Wilf's conjecture holds if $w_{m-1} \\geq w_1 + w_\alpha$ and $(2+\frac{\alpha-3}{q})\nu \geq m$.

The conjecture is valid when $ (2+\frac{1}{q})\nu \geq m$, $m-\nu \leq 5$, or $m=9$.

Proves the conjecture for cases where $w_{m-1} \geq w_{\alpha-1} + w_{\alpha}$ and $(\frac{\alpha+3}{3})\nu \geq m$.

Abstract

Let $S\subseteq \mathbb{N}$ be a numerical semigroup with multiplicity $m$, embedding dimension $\nu$ and conductor $c=f+1=qm-\rho$ for some $q,\rho\in\mathbb{N}$ with $\rho<m$. Let Ap$(S,m) = \{w\_0<w_1 < \ldots < w_{m-1}\}$ be the Ap\'ery set of $S$. The aim of this paper is to prove Wilf's Conjecture in some special cases.
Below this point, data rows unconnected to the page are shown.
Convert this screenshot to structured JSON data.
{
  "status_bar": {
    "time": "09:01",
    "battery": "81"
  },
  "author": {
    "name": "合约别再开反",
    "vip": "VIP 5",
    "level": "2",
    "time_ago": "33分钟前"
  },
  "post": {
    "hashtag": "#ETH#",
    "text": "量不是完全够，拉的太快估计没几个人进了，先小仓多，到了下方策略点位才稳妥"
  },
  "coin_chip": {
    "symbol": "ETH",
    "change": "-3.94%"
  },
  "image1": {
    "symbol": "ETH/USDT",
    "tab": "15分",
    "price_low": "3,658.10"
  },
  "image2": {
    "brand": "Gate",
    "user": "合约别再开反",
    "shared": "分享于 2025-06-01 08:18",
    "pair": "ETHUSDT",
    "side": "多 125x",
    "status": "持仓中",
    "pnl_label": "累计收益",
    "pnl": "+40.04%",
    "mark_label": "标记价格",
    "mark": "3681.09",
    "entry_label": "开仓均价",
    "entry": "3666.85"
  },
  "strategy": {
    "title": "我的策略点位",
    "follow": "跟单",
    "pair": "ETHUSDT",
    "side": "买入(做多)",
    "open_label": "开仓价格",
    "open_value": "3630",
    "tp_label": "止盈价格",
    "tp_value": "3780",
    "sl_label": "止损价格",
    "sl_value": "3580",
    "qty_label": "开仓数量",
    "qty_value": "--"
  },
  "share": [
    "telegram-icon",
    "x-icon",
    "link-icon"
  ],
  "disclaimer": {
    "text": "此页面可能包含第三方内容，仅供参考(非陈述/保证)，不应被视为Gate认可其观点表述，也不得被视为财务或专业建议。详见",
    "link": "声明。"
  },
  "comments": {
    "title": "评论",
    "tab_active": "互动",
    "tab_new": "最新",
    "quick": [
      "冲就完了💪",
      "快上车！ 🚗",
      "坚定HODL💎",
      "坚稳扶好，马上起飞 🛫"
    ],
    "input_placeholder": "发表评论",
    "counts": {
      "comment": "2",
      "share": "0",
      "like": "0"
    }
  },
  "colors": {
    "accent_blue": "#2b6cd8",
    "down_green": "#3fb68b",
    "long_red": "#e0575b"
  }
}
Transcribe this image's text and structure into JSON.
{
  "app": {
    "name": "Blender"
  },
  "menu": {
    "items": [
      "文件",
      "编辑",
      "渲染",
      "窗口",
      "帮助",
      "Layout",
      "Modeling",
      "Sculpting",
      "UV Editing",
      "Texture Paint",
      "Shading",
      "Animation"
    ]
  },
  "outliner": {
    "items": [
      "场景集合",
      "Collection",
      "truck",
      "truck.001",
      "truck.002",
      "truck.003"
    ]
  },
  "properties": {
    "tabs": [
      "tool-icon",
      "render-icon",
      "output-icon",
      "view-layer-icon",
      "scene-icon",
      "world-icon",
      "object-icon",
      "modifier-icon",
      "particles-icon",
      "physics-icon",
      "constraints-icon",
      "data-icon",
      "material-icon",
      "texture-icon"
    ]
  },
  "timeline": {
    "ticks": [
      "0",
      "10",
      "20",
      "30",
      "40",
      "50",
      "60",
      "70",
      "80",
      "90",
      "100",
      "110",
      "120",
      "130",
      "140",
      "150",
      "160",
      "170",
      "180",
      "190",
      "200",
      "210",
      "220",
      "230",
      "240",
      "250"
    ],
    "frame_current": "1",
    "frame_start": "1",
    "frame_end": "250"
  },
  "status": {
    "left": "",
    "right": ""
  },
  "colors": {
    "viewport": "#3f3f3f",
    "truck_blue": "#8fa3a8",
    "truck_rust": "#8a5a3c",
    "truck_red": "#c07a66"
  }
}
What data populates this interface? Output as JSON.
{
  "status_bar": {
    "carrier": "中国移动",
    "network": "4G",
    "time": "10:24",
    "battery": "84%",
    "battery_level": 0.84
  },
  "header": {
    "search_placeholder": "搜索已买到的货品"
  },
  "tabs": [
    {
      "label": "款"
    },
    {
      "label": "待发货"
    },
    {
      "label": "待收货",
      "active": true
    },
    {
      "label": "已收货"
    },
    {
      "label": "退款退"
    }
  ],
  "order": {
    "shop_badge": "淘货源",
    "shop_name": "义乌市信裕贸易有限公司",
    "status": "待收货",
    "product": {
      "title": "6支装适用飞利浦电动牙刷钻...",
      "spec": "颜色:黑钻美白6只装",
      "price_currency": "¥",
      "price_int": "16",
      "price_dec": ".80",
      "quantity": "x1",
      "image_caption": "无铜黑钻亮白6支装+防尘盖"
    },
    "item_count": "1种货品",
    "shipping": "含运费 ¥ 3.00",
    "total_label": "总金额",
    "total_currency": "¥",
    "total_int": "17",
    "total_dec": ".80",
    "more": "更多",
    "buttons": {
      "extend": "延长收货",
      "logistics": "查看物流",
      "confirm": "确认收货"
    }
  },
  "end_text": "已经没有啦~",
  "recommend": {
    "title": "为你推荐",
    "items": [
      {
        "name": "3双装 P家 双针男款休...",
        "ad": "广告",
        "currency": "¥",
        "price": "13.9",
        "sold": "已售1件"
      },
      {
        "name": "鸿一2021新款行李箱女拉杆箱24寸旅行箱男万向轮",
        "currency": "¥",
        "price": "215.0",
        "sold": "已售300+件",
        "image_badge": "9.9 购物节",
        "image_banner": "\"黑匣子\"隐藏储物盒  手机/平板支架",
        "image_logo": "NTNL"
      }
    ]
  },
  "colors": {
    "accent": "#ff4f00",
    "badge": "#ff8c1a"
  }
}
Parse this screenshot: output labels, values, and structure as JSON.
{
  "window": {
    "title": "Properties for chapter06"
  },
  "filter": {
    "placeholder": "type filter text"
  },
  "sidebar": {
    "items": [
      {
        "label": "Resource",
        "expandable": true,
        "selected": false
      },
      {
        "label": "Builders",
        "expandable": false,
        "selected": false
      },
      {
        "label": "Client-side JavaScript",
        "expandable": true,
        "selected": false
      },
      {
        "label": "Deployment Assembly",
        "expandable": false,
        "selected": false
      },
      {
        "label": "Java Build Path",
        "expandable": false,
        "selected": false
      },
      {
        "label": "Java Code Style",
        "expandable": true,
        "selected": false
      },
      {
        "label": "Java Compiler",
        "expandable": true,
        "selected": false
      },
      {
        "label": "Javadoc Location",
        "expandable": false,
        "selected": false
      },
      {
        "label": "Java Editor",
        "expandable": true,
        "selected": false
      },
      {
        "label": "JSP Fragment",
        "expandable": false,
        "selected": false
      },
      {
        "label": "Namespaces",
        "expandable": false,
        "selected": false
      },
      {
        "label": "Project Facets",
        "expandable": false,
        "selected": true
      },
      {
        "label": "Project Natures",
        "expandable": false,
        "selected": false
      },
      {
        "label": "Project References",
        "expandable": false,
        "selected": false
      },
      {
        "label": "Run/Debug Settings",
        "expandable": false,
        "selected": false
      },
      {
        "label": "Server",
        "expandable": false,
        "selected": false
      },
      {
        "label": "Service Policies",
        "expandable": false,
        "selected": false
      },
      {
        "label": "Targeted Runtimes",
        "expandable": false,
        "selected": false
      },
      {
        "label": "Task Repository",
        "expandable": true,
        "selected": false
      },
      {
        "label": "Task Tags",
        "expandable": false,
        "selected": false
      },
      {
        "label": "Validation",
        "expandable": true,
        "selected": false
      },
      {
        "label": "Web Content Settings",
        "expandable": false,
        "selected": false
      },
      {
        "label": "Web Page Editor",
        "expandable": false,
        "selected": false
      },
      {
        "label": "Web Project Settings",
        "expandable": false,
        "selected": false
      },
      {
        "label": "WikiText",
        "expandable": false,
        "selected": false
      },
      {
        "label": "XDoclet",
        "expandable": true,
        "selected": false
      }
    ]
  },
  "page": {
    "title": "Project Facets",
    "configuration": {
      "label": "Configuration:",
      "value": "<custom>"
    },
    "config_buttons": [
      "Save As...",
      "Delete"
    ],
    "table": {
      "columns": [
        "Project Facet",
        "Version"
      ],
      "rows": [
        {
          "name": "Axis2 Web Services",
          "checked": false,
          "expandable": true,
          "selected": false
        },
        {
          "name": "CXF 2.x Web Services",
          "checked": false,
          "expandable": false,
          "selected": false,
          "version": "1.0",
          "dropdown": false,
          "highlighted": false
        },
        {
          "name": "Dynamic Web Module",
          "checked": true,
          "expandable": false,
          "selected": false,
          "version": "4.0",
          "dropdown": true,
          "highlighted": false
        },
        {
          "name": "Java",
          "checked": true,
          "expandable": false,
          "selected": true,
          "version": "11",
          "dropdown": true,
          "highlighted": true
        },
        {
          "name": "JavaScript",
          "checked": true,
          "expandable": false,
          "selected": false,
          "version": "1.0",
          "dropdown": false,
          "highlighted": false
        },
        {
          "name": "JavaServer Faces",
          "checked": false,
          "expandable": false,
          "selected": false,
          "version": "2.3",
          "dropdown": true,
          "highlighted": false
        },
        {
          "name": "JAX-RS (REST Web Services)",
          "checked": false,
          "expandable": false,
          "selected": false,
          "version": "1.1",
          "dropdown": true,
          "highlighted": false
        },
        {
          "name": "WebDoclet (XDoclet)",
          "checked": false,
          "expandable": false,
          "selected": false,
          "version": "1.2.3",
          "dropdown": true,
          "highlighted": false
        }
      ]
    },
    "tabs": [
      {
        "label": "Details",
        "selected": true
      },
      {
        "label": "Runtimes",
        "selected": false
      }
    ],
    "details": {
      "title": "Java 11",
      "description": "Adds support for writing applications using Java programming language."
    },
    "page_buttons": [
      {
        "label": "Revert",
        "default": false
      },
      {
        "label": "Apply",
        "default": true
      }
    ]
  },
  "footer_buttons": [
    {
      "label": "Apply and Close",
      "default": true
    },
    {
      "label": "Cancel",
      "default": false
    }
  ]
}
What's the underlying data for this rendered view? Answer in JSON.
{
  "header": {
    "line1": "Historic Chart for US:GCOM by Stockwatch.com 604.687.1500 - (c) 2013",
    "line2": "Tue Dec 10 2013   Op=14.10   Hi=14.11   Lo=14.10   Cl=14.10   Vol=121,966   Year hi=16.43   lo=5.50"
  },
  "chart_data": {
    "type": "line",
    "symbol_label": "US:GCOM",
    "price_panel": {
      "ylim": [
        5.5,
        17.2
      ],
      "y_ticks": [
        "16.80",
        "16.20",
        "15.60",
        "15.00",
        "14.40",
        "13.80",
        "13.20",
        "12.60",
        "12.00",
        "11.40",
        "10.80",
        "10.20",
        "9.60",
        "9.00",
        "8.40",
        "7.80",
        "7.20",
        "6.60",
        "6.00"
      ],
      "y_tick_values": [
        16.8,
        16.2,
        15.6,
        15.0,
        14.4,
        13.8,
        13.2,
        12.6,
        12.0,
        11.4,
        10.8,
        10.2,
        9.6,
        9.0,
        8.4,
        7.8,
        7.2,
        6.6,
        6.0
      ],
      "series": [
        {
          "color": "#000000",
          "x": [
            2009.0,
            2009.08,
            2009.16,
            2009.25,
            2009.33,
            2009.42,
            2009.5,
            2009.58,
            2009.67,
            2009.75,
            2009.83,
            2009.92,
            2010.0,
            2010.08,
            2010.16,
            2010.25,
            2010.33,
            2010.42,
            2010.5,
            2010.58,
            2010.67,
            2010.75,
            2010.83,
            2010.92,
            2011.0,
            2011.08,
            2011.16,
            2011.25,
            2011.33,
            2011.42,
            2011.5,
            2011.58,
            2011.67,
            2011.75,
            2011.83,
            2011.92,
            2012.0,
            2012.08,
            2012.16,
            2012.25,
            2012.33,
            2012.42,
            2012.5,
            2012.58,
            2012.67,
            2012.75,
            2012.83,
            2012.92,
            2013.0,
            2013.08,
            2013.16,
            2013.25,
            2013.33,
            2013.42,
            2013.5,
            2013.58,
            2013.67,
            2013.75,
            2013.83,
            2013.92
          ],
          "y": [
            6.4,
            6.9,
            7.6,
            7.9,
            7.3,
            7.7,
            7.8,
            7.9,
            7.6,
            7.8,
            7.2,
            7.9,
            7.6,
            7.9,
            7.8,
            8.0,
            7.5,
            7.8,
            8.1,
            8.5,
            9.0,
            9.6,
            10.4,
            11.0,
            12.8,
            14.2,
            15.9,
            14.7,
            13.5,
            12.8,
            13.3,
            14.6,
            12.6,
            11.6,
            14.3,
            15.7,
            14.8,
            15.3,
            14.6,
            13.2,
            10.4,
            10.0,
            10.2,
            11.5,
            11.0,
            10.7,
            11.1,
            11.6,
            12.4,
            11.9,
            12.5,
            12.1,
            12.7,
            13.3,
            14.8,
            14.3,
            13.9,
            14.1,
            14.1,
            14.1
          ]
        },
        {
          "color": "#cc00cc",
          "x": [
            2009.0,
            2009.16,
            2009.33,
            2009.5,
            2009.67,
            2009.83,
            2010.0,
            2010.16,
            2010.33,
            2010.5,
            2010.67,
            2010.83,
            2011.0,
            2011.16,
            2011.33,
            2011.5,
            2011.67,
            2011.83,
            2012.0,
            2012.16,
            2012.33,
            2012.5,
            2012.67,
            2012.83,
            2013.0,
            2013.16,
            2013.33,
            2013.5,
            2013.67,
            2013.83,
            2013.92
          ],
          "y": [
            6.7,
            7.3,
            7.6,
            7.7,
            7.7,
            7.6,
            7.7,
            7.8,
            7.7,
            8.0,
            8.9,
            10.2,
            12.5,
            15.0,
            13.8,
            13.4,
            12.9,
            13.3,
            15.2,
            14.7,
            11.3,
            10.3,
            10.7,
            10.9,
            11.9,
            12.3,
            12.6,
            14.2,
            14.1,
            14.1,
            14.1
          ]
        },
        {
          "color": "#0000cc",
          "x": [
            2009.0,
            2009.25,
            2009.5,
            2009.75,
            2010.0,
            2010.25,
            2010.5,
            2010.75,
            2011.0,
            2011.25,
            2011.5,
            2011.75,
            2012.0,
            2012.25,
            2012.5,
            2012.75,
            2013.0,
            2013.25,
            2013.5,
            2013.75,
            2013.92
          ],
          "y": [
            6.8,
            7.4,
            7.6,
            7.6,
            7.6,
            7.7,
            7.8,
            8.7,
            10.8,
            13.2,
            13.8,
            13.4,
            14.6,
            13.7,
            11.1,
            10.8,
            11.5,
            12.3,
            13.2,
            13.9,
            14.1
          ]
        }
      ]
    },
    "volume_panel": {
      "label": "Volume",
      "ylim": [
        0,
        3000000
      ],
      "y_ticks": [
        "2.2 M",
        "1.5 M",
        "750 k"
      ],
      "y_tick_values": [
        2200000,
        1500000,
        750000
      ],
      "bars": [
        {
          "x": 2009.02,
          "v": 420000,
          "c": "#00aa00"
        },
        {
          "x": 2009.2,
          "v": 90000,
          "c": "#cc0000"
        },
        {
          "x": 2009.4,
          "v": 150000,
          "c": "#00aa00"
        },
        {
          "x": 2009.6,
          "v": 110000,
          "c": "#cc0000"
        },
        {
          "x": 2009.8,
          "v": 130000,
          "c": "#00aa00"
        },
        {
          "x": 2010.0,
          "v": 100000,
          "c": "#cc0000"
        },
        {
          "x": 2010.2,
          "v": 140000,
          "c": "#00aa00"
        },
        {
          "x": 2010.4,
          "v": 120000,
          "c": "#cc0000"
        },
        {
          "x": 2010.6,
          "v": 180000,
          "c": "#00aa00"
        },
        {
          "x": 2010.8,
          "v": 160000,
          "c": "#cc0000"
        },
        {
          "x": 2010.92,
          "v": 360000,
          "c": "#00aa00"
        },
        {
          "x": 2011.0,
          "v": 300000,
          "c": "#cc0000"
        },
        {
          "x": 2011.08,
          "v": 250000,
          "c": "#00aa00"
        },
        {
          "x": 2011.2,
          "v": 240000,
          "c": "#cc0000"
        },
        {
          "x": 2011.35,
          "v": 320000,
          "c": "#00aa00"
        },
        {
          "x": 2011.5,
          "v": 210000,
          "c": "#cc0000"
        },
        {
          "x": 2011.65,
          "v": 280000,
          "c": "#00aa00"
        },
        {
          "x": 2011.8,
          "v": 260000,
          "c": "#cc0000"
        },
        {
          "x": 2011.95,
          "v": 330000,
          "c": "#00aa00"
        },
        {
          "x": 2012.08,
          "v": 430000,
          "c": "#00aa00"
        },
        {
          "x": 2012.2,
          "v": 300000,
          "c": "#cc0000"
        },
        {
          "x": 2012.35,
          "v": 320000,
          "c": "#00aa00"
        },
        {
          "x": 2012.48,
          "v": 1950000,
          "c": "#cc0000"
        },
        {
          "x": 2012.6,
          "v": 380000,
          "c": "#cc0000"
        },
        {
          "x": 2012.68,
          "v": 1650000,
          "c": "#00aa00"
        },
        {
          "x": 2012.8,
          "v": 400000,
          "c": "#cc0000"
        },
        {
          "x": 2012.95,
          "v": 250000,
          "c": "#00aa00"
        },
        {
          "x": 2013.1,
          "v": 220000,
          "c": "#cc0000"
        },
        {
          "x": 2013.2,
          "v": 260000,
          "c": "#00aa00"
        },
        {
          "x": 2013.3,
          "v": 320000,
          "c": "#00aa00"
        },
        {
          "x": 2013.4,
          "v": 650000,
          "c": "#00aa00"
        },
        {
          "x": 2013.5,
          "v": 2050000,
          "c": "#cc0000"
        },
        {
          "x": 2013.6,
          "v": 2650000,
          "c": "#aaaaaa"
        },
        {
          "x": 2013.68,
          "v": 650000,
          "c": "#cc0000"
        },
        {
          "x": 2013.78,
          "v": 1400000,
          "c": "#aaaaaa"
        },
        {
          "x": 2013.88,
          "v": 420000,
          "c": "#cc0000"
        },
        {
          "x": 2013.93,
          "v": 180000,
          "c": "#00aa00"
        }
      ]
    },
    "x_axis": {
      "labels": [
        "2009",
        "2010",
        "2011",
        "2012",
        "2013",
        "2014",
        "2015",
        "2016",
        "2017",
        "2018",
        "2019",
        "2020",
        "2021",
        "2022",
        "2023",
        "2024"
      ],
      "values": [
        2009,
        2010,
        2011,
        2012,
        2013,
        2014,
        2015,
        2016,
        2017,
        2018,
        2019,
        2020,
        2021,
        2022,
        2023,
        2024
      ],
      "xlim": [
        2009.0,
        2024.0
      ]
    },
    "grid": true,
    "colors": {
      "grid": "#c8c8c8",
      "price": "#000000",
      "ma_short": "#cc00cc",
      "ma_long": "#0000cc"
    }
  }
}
First, we prove that if $w_{m-1}\geq w_1+w_\alpha$ and $(2+\frac{\alpha-3}{q})\nu\geq m$ for some $1<\alpha<m-1$, then $S$ satisfies Wilf's Conjecture. Then, we prove the conjecture in the following cases: $(2+\frac{1}{q})\nu\geq m$, $m-\nu\leq 5$ and $m=9$. Finally, the conjecture is proved if $w_{m-1} \geq w_{\alpha-1} + w_\alpha$ and $(\frac{\alpha+3}{3})\nu\geq m$ for some $1<\alpha<m-1$.